Mark shuddered, pulling the blanket tighter around himself. "So what do we do? The Lieutenant said the military is overwhelmed. The government is retreating to secure zones. It's chaos."
"We survive," I said, closing my eyes for a second to listen to the hum of the mana in the air. "We adapt. And we get stronger."
"Stronger?" Mark looked at me, his eyes wide behind the taped lenses. "Kil, back there... your eyes. They were glowing. And you moved... that wasn't human."
I opened my eyes and looked at my hands. They were caked in dried green blood and grime, but beneath the skin, I could feel the hum of the three orbs. The Beetle. The Dog. The Spider. They were quiet now, sated for the moment, but they were there, waiting. I flexed my fingers, and the air around them distorted slightly, a heat haze generated by my own body.

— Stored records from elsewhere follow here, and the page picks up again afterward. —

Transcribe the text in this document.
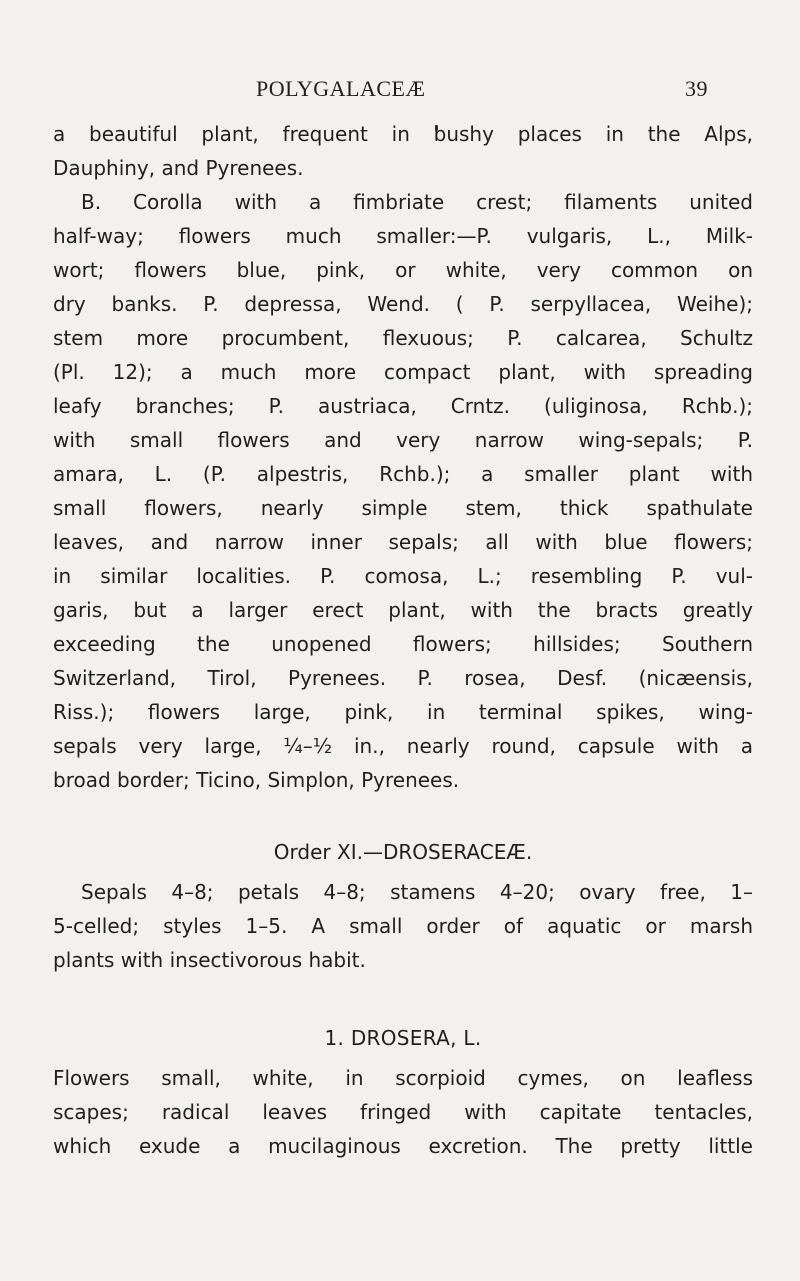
POLYGALACEÆ	39
a beautiful plant, frequent in bushy places in the Alps,
Dauphiny, and Pyrenees.
B. Corolla with a fimbriate crest; filaments united
half-way; flowers much smaller:—P. vulgaris, L., Milk-
wort; flowers blue, pink, or white, very common on
dry banks. P. depressa, Wend. ( P. serpyllacea, Weihe);
stem more procumbent, flexuous; P. calcarea, Schultz
(Pl. 12); a much more compact plant, with spreading
leafy branches; P. austriaca, Crntz. (uliginosa, Rchb.);
with small flowers and very narrow wing-sepals; P.
amara, L. (P. alpestris, Rchb.); a smaller plant with
small flowers, nearly simple stem, thick spathulate
leaves, and narrow inner sepals; all with blue flowers;
in similar localities. P. comosa, L.; resembling P. vul-
garis, but a larger erect plant, with the bracts greatly
exceeding the unopened flowers; hillsides; Southern
Switzerland, Tirol, Pyrenees. P. rosea, Desf. (nicæensis,
Riss.); flowers large, pink, in terminal spikes, wing-
sepals very large, ¼–½ in., nearly round, capsule with a
broad border; Ticino, Simplon, Pyrenees.
Order XI.—DROSERACEÆ.
Sepals 4–8; petals 4–8; stamens 4–20; ovary free, 1–
5-celled; styles 1–5. A small order of aquatic or marsh
plants with insectivorous habit.
1. DROSERA, L.
Flowers small, white, in scorpioid cymes, on leafless
scapes; radical leaves fringed with capitate tentacles,
which exude a mucilaginous excretion. The pretty little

"I know," I said. "I don't think I'm just human anymore, Mark. I think I'm becoming part of the ecosystem."
"Is that a good thing?"
"I don't know," I admitted, looking back toward the dark maw of the Coliseum. "But if it keeps us from being spider food, I'll take it."
A commotion at the barricade drew our attention. A group of civilians was running toward the soldiers, pointing back toward Aurora Boulevard.
"They're coming! The winged ones! A whole flock!"
The soldiers shouted orders, racking the slides of their rifles. The floodlights swiveled toward the street, illuminating the smoke-filled sky. Screeches echoed from above—harsh, piercing cries that sounded like metal tearing. Shadows swooped down from the rift, diving toward the triage center.
Gamboa was shouting into his radio. "Contact! Air contact! All units, free fire!"
I grabbed my signpost and stood up, the exhaustion vanishing as the Beetle's endurance kicked in. My heart rate slowed, my vision sharpened, and the fear evaporated, replaced by the cold calculation of the hunt.
"Stay under the ambulance, Mark," I ordered, my voice leaving no room for argument.
"Kil, don't," Mark pleaded, grabbing my ankle. "You're exhausted. You can't fight an army."
I looked down at him, then up at the descending swarm. I wasn't a hero. I wasn't a soldier. I was just a college student who wanted to read his notebook and ride the train. But the world had changed, and it had dragged me down with it.
"I'm not fighting an army," I said, pulling my leg free and stepping toward the light. "I'm just clearing the path."
As the first winged horror shrieked and dived toward the line of soldiers, I tightened my grip on the steel and felt the three Vestiges roar in unison. The night was far from over.